Longitudinal Trends in Use of Bone Mass Measurement Among Older Americans, 1999–2005


  • The authors state that they have no conflicts of interest

  • Published online on February 25, 2008


Bone mass measurement (BMM) is useful to identify persons with low bone mass who are at increased risk for fracture. Given the increased emphasis that is being placed on preventive services such as screening for osteoporosis, we evaluated trends in BMM among Medicare beneficiaries. We studied a 5% sample of Medicare beneficiaries ≥65 yr of age in 1999–2005. We identified claims for BMM tests performed in both facility and nonfacility settings, evaluated temporal trends in use of these tests, and described the proportion of tests attributable to each specialty of physicians submitting claims. We also assessed patterns of serial testing among individuals who were tested more than once. Claims data from all years were pooled to describe the proportion of persons in the population ever tested. From 1999 to 2005, use of central DXA increased by ∼50%, and use of peripheral DXA declined. The greatest increases in central DXA occurred among internists, family practitioners, and gynecologists.

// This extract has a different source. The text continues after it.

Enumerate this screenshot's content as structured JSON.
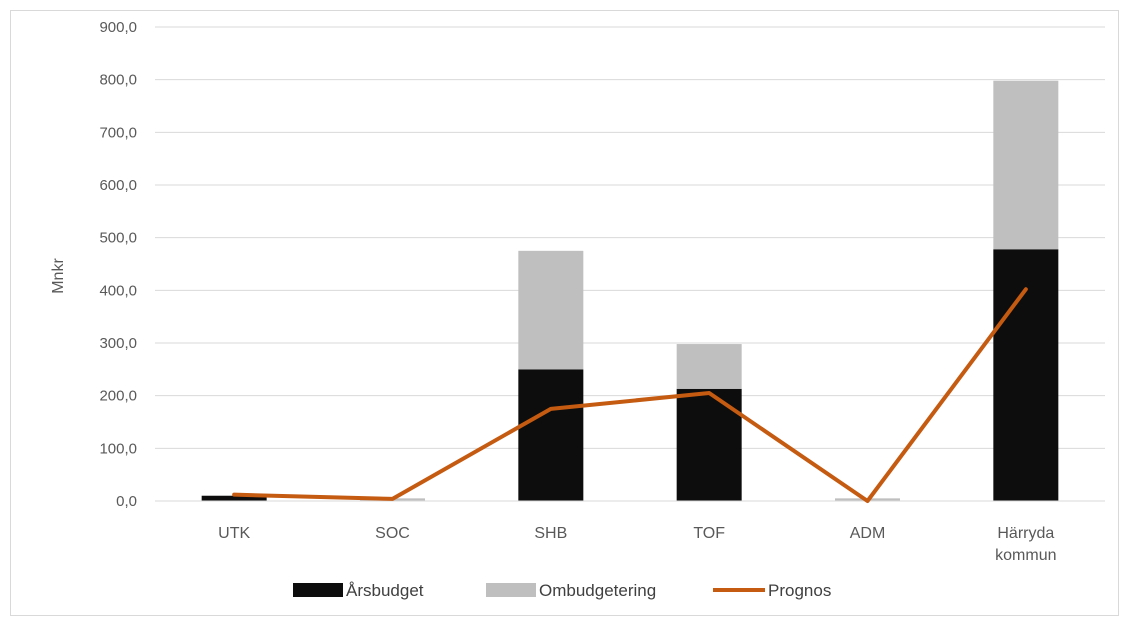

In 1999, the proportion of 65-yr-old women tested was 8.4%; this increased to 12.9% in 2005. Corresponding proportions for men were 0.6% and 1.7%, respectively. Between 40% and 73% of persons receiving central DXA were retested, most at ∼2-yr intervals. Aggregating data across all years for whites and blacks, 30.0% of women and 4.4% of men underwent central DXA at least once. We conclude that, although use of DXA steadily increased from 1999 to 2005, only ∼30% of women and 4% of men at least 65 yr old had a central DXA study. Given the importance of central DXA to assess the risk of osteoporotic fractures, strategies to increase central DXA use to test at-risk persons are warranted.